Since the end of last year, Emmaus Lambeth and Surrey have been developing a relationship with Help Refugees in Northern France

As part of this, we have provided five drop-off locations for donations, and we have also collected donations from other designated places within Lambeth. We have then undertaken a one day van trip, once a month over the last three months, to get those donations to the Help Refugees warehouse in Calais.

At the beginning of last week, an eight person team made up of trustees, staff and Companions travelled to Calais and Dunkirk. The aim of the trip was to volunteer in the Help Refugees warehouse in Calais, and gain a better understanding of the current situation in Northern France. The work in the Help Refugees warehouse varies from sorting donations, helping prepare the food distributed each day from the Refugee Community Kitchen, or chopping firewood. The majority of our time was spent in the kitchen, peeling/chopping vegetables ready for the food distribution later on in the day. There was also the opportunity to take part in field training, whereby we were taught how to react to different situations when going out on a distribution run (giving food and other items to the refugees), safeguarding measures and knowledge of the current situation in Calais/Dunkirk.

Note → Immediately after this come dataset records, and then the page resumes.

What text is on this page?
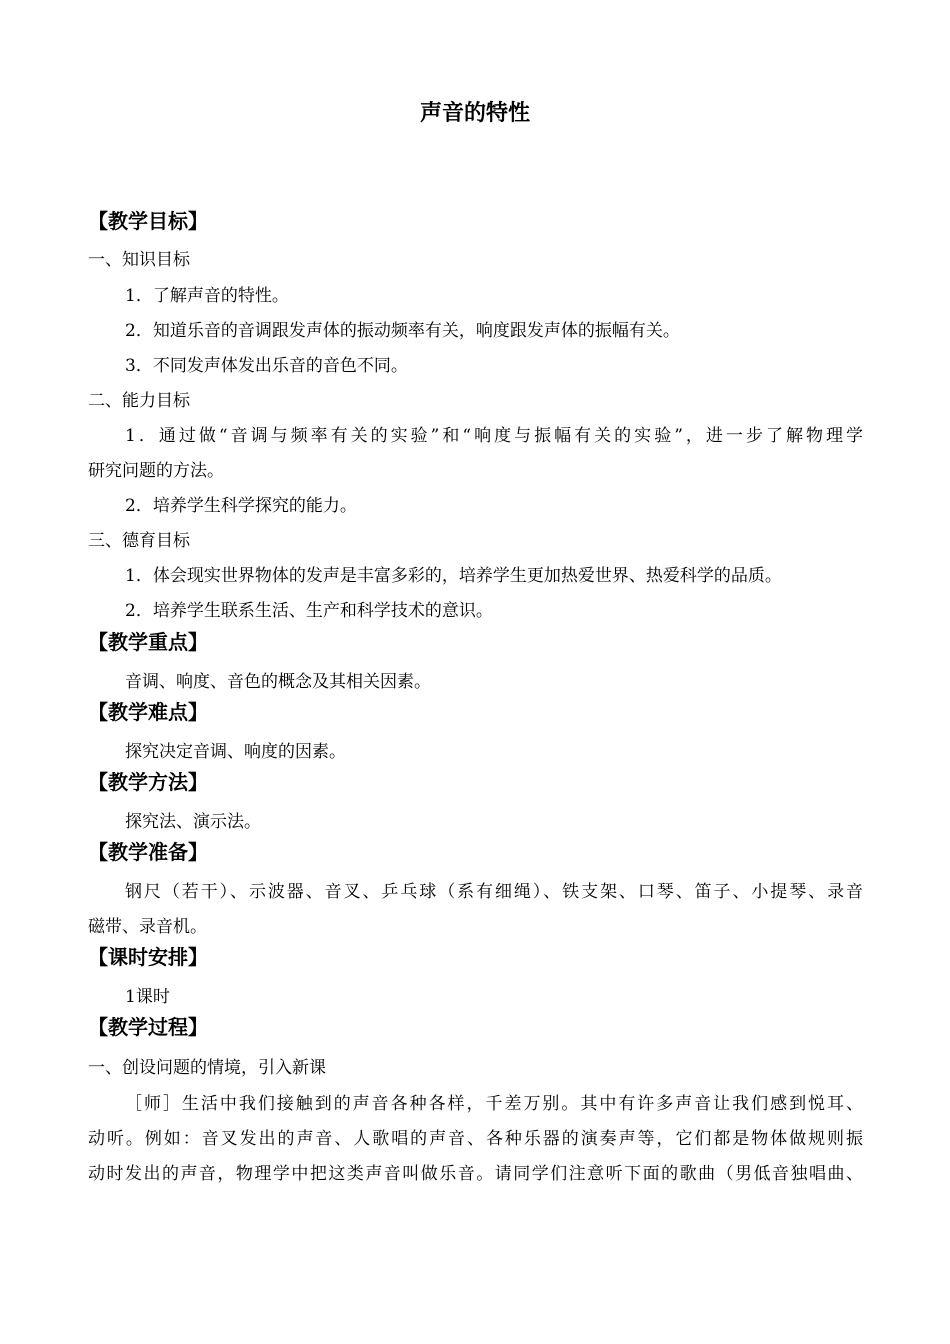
声音的特性
【教学目标】
一、知识目标
1．了解声音的特性。
2．知道乐音的音调跟发声体的振动频率有关，响度跟发声体的振幅有关。
3．不同发声体发出乐音的音色不同。
二、能力目标
1．通过做“音调与频率有关的实验”和“响度与振幅有关的实验”，进一步了解物理学
研究问题的方法。
2．培养学生科学探究的能力。
三、德育目标
1．体会现实世界物体的发声是丰富多彩的，培养学生更加热爱世界、热爱科学的品质。
2．培养学生联系生活、生产和科学技术的意识。
【教学重点】
音调、响度、音色的概念及其相关因素。
【教学难点】
探究决定音调、响度的因素。
【教学方法】
探究法、演示法。
【教学准备】
钢尺（若干）、示波器、音叉、乒乓球（系有细绳）、铁支架、口琴、笛子、小提琴、录音
磁带、录音机。
【课时安排】
1课时
【教学过程】
一、创设问题的情境，引入新课
［师］生活中我们接触到的声音各种各样，千差万别。其中有许多声音让我们感到悦耳、
动听。例如：音叉发出的声音、人歌唱的声音、各种乐器的演奏声等，它们都是物体做规则振
动时发出的声音，物理学中把这类声音叫做乐音。请同学们注意听下面的歌曲（男低音独唱曲、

Three members of our team got the opportunity to go on food distribution runs in both Calais and Dunkirk. Dunkirk is the base for the majority of displaced families, and both I and our Finance Director Danny served around 400 people their daily meal, alongside a team of other volunteers. This was both an eye-opening and unforgettable experience. As Danny said:

“Logistically it is such an impressive operation run by the Refugee Community Kitchen. They provided good briefings and support both before the food distribution run, and afterwards.”

On the Tuesday morning, we visited Emmaus Dunkerque. Here we were given a very warm and effusive welcome from its General Manager Sylvie, who welcomed us in with open arms and hugs. Emmaus Dunkerque was previously a farm, so there were a number of different outbuildings for donation drop-offs and storage, plus a very large warehouse that housed their main retail space. The community building accommodates thirty four Companions. We were very interested to learn about their own solidarity activities within Dunkirk. They do their own food distribution to refugees every Friday, plus operating a weekly foodbank service for local Dunkirk residents as well. Legislation passed in France in 2015, means that supermarkets and large food providers are banned from throwing away or destroying unsold food, and must donate it to charities instead. We ate a splendid lunch with the community, and the whole visit was definitely a reminder of how special the Emmaus family is.  We look forward to returning to Emmaus Dunkerque in the future! Our thanks goes to them and Help Refugees for making our trip so worthwhile.